There’s no coat hook in the back seat. I had to print one on my 3-D printer (and you have to use PETg or ABS, because PLA will soften and bend even with climate control).

The Model S is a big car. I like little cars; even the Model 3 is bigger than I’d like. Perhaps I’ll win a lottery (hmmm, I’d have to start playing) and trade up to a Tesla Roadster some day.

washing

I used to love washing my car. With two jobs plus being a single parent, the poor Honda ended up being taken to a car wash—and that only intermittently. The Tesla is simply too pretty a vehicle to trust to a mechanical wash, and I have found it is a therapeutic hour of me-time to hand wash it every couple of weeks. (It also gives me the chance to keep Matthew’s Honda looking a bit better.)

This Model S, though, cost considerably more than my first house. It will likely be the last car I buy (for myself, at least). So how to keep it looking great and make sure I don’t scratch or otherwise damage it? I did some reading online, and discovered that opinions vary. Here is how I finally decided it should be done:

First, I bought this Earthwise Premium Electric Pressure Washer. Why this one? I think because it was on sale on Woot for $100. There are certainly better ones, but this does the job. Of course, it couldn’t be a noisy, pollution-spewing gas-powered washer. Not only would the irony be too thick, but you really don’t want too much pressure because too much pressure can damage the paint. Even with the Earthwise, I am very careful to only use the widest spray nozzle (never a turbo nozzle) and keep the nozzle a fair distance away from painted surfaces.

Water is always an issue in California.
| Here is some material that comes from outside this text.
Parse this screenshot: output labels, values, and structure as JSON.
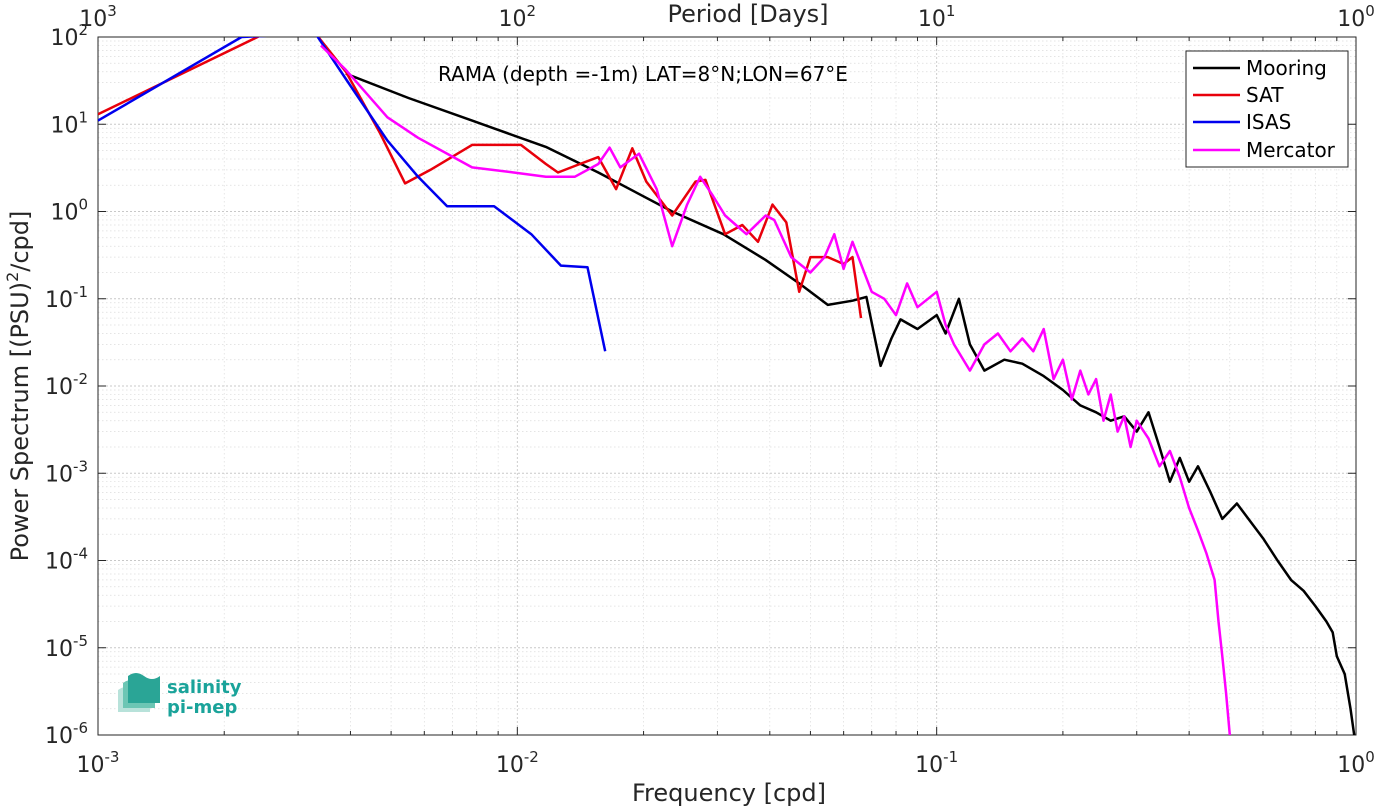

The pressure washer is so efficient that I can wash the entire car without even enough runoff to reach the end of my pretty-short driveway.

My driveway gets a good amount of shade from trees. It would be suboptimal to do this on a hot summer day in full sun. Putting our hard water on hot paint wouldn’t be a good thing.

I put about 1/3 cup of high-efficiency laundry detergent in the soap reservoir and fill it with water. Using the 40° nozzle, I spray off the car from top to bottom, mostly to get it wet and to remove any big chunks. Then I use the soap nozzle and soap the car from the ground up. I very occasionally have to use a big sponge (which I keep very clean: grit can easily scratch) to remove any stubborn bits of stuck-on schmutz. Then I use the 40° nozzle again to wash the car from the top down; at this point I usually apply some extra attention to the wheels which accumulate road dirt and brake dust.

Next—and this is very new, so I’m not sure yet it’s the ultimate solution—I air dry the car with this blower I call the bloviator. (These are not an affiliate links, and I don’t pretend that these are the best products, they’re just what are working for me). Again, I didn’t want a gas-powered dryer for my quiet electric car, and I didn’t want something big and noisy. This is a tiny blower. It won’t dry the car completely like the monster blowers at the car wash will, but with a little patience it will blow off much of the water without making much noise or requiring that you bulk up your upper body to lift it. So I use the blower to get rid of about 80% of the water left after washing.

Prior to having the blower, I just went to the next step. But I’d spend a lot of time squeezing out my cloths.

I then finish the drying process on painted surfaces with a waffle-weave microfiber cloth. Microfiber cloth is reputed to reduce the risk of scratching if there are any tiny bits of grit still on the surface, and the waffle weave increases the chance that grit will be lifted from the surface instead of trying to embed themselves in the shiny paint.

Alas, the waffle-weave cloths will leave too many streaks on glass, and there is a lot of glass on the Model S: the windshield, the entire roof, the hatchback, and the side windows. For the glass, I use a smooth microfiber cloth and polish out the streaks.

That’s it. I can wash the Tesla Model S to a beautiful shine and knock the bigger chunks of dirt off the Honda Civic Hybrid in under an hour, using minimal water and generating only a mildly annoying amount of noise.

The biggest drawback I’ve found thus far is that I love biking to work. The Tesla, though, is so much fun to drive that I’m always tempted to drive instead of riding.